“Boats are lost at sea. Drowning is different. Water fills the lungs making life at first difficult, then impossible, to sustain.”
Robert Lopez has charmingly stirred readers with his previous two books, 2007’s Part of the World and 2009’s Kamby Bolongo Mean River. Both received various raving accolades and garnered an audience for Lopez’s beautifully thin but aggressive language.
Lopez is a sentence crafter, belligerently curt but marvelously poetic, a writer who uses nicely balanced repetition with a unique and refined minimalism. His debut short story collection, Asunder, does nothing but solidify these characteristics, firmly establishing Lopez as a contemporary writer to look up to.
She can’t believe he doesn’t want to celebrate her birthday.
Closer to home, I’ve been bleeding.
Every time I brush my teeth or shave it’s a bloodbath.
She and he are they to me. Them. A man and a woman walked into a bar. Hopeless.
If I were a hemophiliac I’d either be dead or God knows what is the bottom line. By that same logic I’ve often said if I were an Eskimo I’d kill myself, so where that leaves you I don’t know. Although I’m not sure if that is in fact the same logic.
She has black hair and a gold wristwatch. He is wearing red suspenders. Near as I can tell neither of them is bleeding. (From “Bleeders”)

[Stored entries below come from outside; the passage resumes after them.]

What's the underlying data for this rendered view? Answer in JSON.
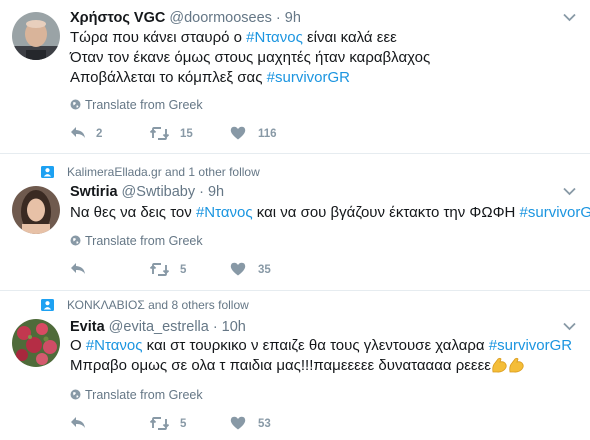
{
  "tweets": [
    {
      "name": "Χρήστος VGC",
      "handle": "@doormoosees",
      "separator": "·",
      "time": "9h",
      "lines": [
        [
          {
            "t": "Τώρα που κάνει σταυρό ο "
          },
          {
            "t": "#Ντανος",
            "tag": true
          },
          {
            "t": " είναι καλά εεε"
          }
        ],
        [
          {
            "t": "Όταν τον έκανε όμως στους μαχητές ήταν καραβλαχος"
          }
        ],
        [
          {
            "t": "Αποβάλλεται το κόμπλεξ σας "
          },
          {
            "t": "#survivorGR",
            "tag": true
          }
        ]
      ],
      "translate": "Translate from Greek",
      "replies": "2",
      "retweets": "15",
      "likes": "116"
    },
    {
      "context": "KalimeraEllada.gr and 1 other follow",
      "name": "Swtiria",
      "handle": "@Swtibaby",
      "separator": "·",
      "time": "9h",
      "lines": [
        [
          {
            "t": "Να θες να δεις τον "
          },
          {
            "t": "#Ντανος",
            "tag": true
          },
          {
            "t": " και να σου βγάζουν έκτακτο την ΦΩΦΗ "
          },
          {
            "t": "#survivorGR",
            "tag": true
          }
        ]
      ],
      "translate": "Translate from Greek",
      "replies": "",
      "retweets": "5",
      "likes": "35"
    },
    {
      "context": "ΚΟΝΚΛΑΒΙΟΣ and 8 others follow",
      "name": "Evita",
      "handle": "@evita_estrella",
      "separator": "·",
      "time": "10h",
      "lines": [
        [
          {
            "t": "Ο "
          },
          {
            "t": "#Ντανος",
            "tag": true
          },
          {
            "t": " και στ τουρκικο ν επαιζε θα τους γλεντουσε χαλαρα "
          },
          {
            "t": "#survivorGR",
            "tag": true
          }
        ],
        [
          {
            "t": "Μπραβο ομως σε ολα τ παιδια μας!!!παμεεεεε δυναταααα ρεεεε"
          },
          {
            "emoji": "flexed-biceps"
          },
          {
            "emoji": "flexed-biceps"
          }
        ]
      ],
      "translate": "Translate from Greek",
      "replies": "",
      "retweets": "5",
      "likes": "53"
    }
  ],
  "icons": {
    "reply": "reply-icon",
    "retweet": "retweet-icon",
    "like": "heart-icon",
    "globe": "globe-icon",
    "chevron": "chevron-down-icon",
    "follow": "person-icon"
  },
  "colors": {
    "hashtag": "#1b95e0",
    "secondary": "#657786",
    "action": "#8899a6",
    "context_icon": "#1da1f2"
  }
}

Asunder collects a wealth of mostly flash-sized stories, nearly all of which swirl around people who are confused, or missing, or confused about having gone missing. People with missing parts, or lost relationships with other missing people, or lost relationships with the parts of them that have left. Aptly titled, Asunder is about being torn away, being stripped from our feet and floated into a sky where description is mesmerizingly concrete, but where we are no longer sure of the difference between our wife and the “despicables,” between surviving and being sucked under.

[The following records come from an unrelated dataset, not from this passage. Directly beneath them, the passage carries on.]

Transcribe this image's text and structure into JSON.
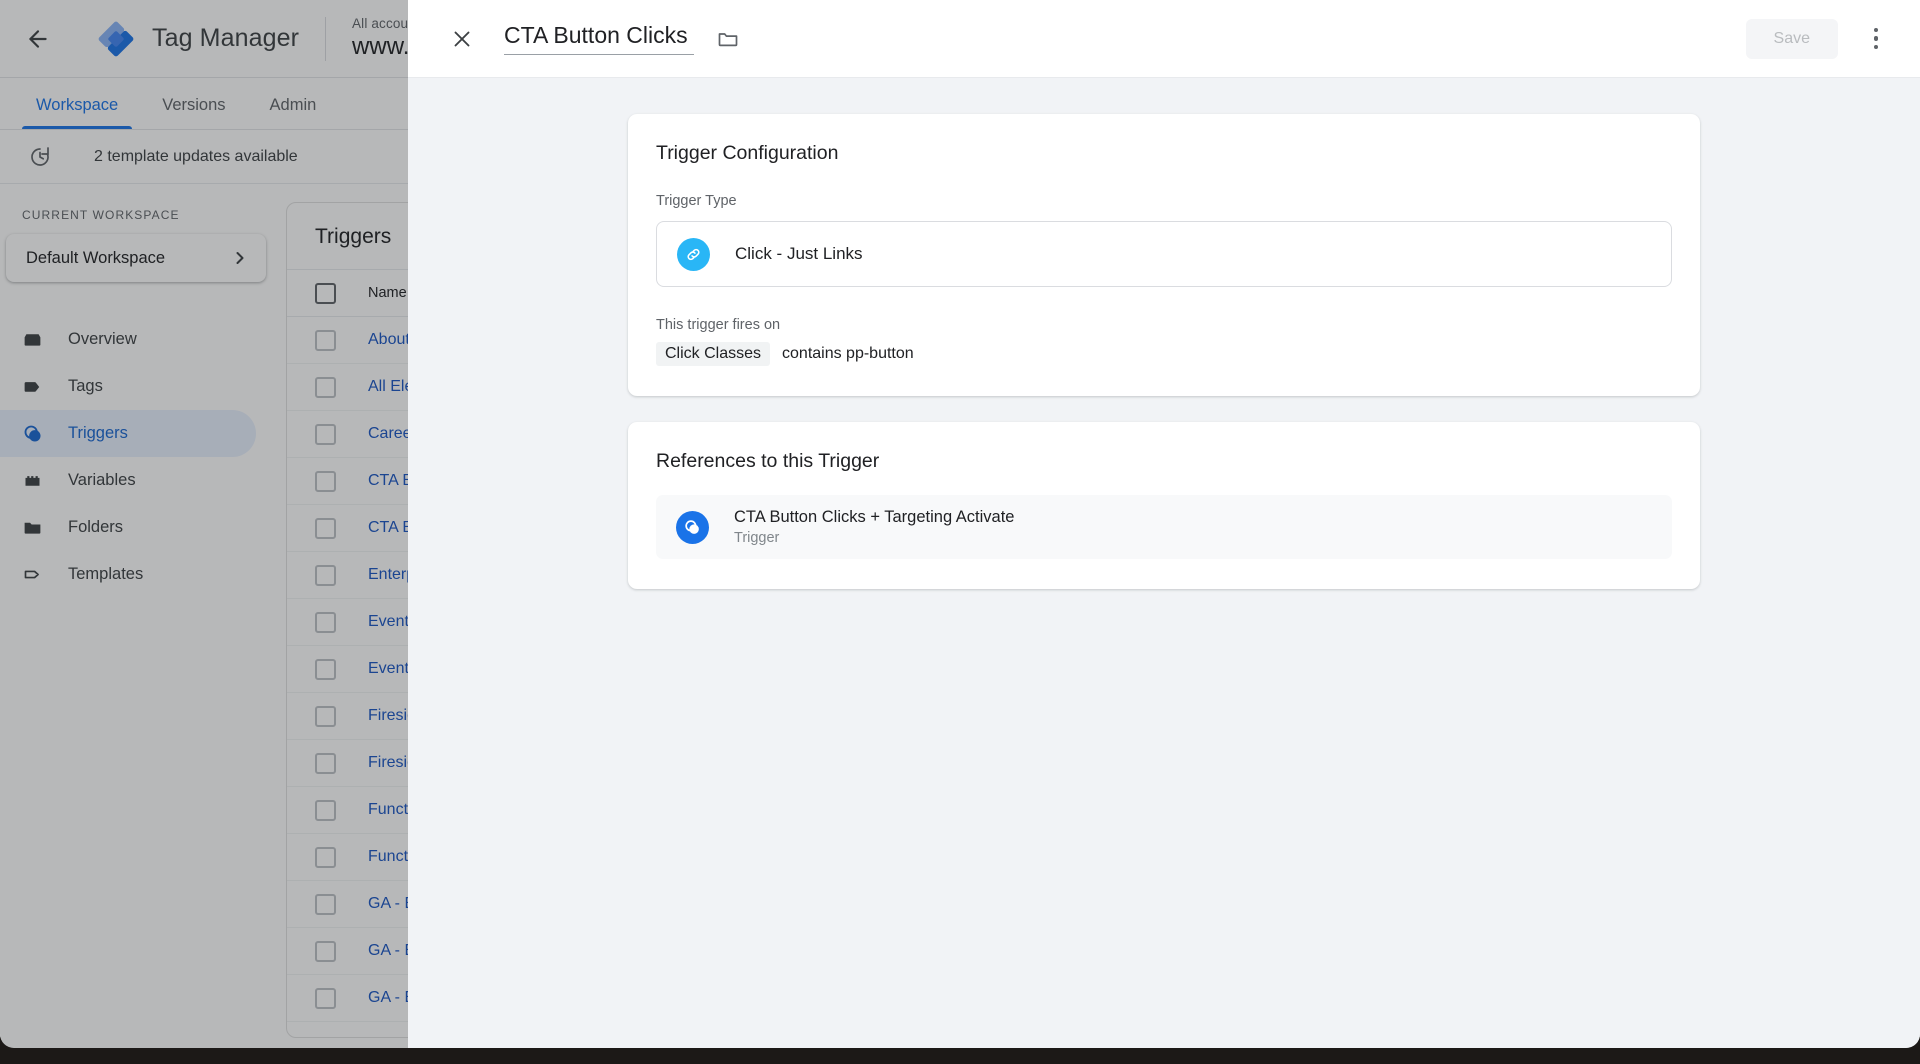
{
  "app": {
    "back_icon": "back-arrow-icon",
    "logo_icon": "tag-manager-logo-icon",
    "title": "Tag Manager",
    "account_breadcrumb": "All accounts > Pe",
    "container_name": "www.peb",
    "nav_tabs": [
      {
        "label": "Workspace",
        "active": true
      },
      {
        "label": "Versions",
        "active": false
      },
      {
        "label": "Admin",
        "active": false
      }
    ],
    "notice": {
      "icon": "update-history-icon",
      "text": "2 template updates available"
    }
  },
  "sidebar": {
    "heading": "CURRENT WORKSPACE",
    "workspace": {
      "name": "Default Workspace",
      "chevron_icon": "chevron-right-icon"
    },
    "items": [
      {
        "label": "Overview",
        "icon": "overview-icon",
        "active": false
      },
      {
        "label": "Tags",
        "icon": "tag-icon",
        "active": false
      },
      {
        "label": "Triggers",
        "icon": "trigger-icon",
        "active": true
      },
      {
        "label": "Variables",
        "icon": "variables-icon",
        "active": false
      },
      {
        "label": "Folders",
        "icon": "folder-icon",
        "active": false
      },
      {
        "label": "Templates",
        "icon": "template-tag-icon",
        "active": false
      }
    ]
  },
  "triggers_panel": {
    "title": "Triggers",
    "column_name": "Name",
    "sort_icon": "arrow-up-icon",
    "rows": [
      {
        "name": "About U"
      },
      {
        "name": "All Elem"
      },
      {
        "name": "Careers"
      },
      {
        "name": "CTA Bu"
      },
      {
        "name": "CTA Bu"
      },
      {
        "name": "Enterpr"
      },
      {
        "name": "Event –"
      },
      {
        "name": "Event –"
      },
      {
        "name": "Fireside"
      },
      {
        "name": "Fireside"
      },
      {
        "name": "Functio"
      },
      {
        "name": "Functio"
      },
      {
        "name": "GA - Ev"
      },
      {
        "name": "GA - Ev"
      },
      {
        "name": "GA - Ev"
      }
    ]
  },
  "dialog": {
    "close_icon": "close-icon",
    "title": "CTA Button Clicks",
    "folder_icon": "folder-outline-icon",
    "save_label": "Save",
    "save_disabled": true,
    "kebab_icon": "more-vert-icon",
    "trigger_configuration": {
      "card_title": "Trigger Configuration",
      "trigger_type_label": "Trigger Type",
      "trigger_type_icon": "link-click-icon",
      "trigger_type_value": "Click - Just Links",
      "fires_on_label": "This trigger fires on",
      "condition_variable": "Click Classes",
      "condition_text": "contains pp-button"
    },
    "references": {
      "card_title": "References to this Trigger",
      "items": [
        {
          "icon": "trigger-icon",
          "name": "CTA Button Clicks + Targeting Activate",
          "type": "Trigger"
        }
      ]
    }
  },
  "colors": {
    "accent_blue": "#1a73e8",
    "link_blue": "#1a56c4",
    "light_blue": "#29b6f6",
    "scrim": "rgba(32,33,36,.32)",
    "dialog_bg": "#f1f3f6"
  }
}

People can either be rescued or recovered. Survivors or victims. However, there are victims who are never recovered, their bodies. These are the people lost at sea. There are songs written about them. Boats are lost at sea, too. They are mentioned in the same songs. Drowning is different. Drowning is for people who can’t swim or who can no longer swim due to injury or exhaustion, or people who choose not to swim. Something happens, then they take on water, then they drown. They sink right to the bottom. The water can be deep or shallow, rough or calm. There is little difference. Water fills the lungs making life at first difficult, then impossible, to sustain. (From “In the Boat About to Drown”)

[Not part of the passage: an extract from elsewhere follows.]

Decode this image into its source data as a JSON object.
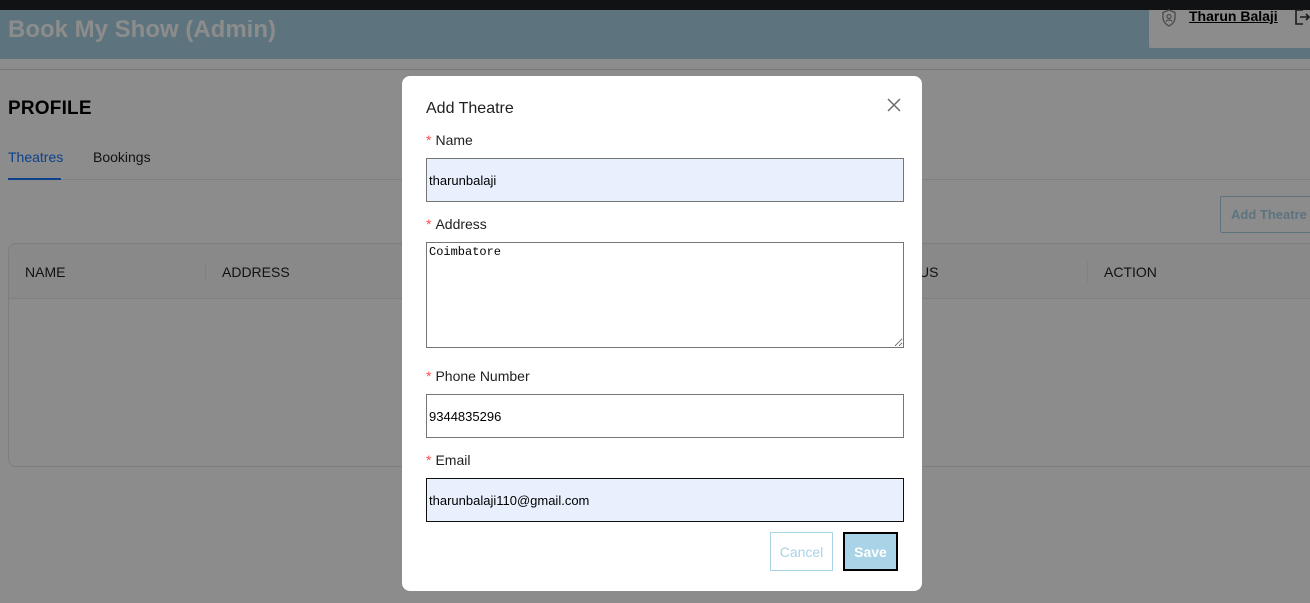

And while these flash pieces are overwhelmingly smart and slick and delightful to read, there is another bonus to Asunder: the inclusion of Lopez’s novella-in-shorts, The Trees Underground, which collects and throughlines the stories of Lopez’s characters Blind Betty and Pity Jimmy, whom discerning readers have met in a number of literary journals over the years. Pity Jimmy is the sad frontman for the story, taking care of Blind Betty, whom he simultaneously desires, envies, and pities. This long piece is perhaps the best of Lopez that there is to be had—readers get the quick pace of his flash fists with the arc of a longer narrative, expertly delivered, plus the chance to see Lopez work in the third-person point of view after beautifully crushing the first-person in many of the earlier stories.
In cafeteria when Blind Betty says the trees underground are outside blooming all over. Blind Betty is blind so you don’t know if you should believe her sometimes. Thing about Blind Betty is she’s fingered all the Braille books on flowers and nature so she knows about these things she says. To regular people the trees underground are dandelions but to Blind Betty they’re trees. Blind Betty says when she was a kid she had a baby brother who was a retard and she’d tell him that dandelions were the trees underground. Blind Betty says this is the kind of thing you tell retards but she doesn’t say why. She’d tell him there was a world underground the opposite of the aboveground world. So if you were blind aboveground you were deaf in the underground world and if you were a retard in one you’d be a genius in the other. It don’t make no sense to me that if you’re aboveground you’d be deaf in the underground but I like it when Blind Betty tells us stories about her retard brother so I don’t say nothing. (From “The Trees Underground”)
If Lopez’s earlier books didn’t prove to readers that he is a word-storm, a force of literary nature come unhinged, blowing shutters against readers’ houses, then Asunder surely will. This is a collection as proof, a collection as loveliness, a collection as rippage, and we are lucky to get it into our waiting hands, its words into our heads.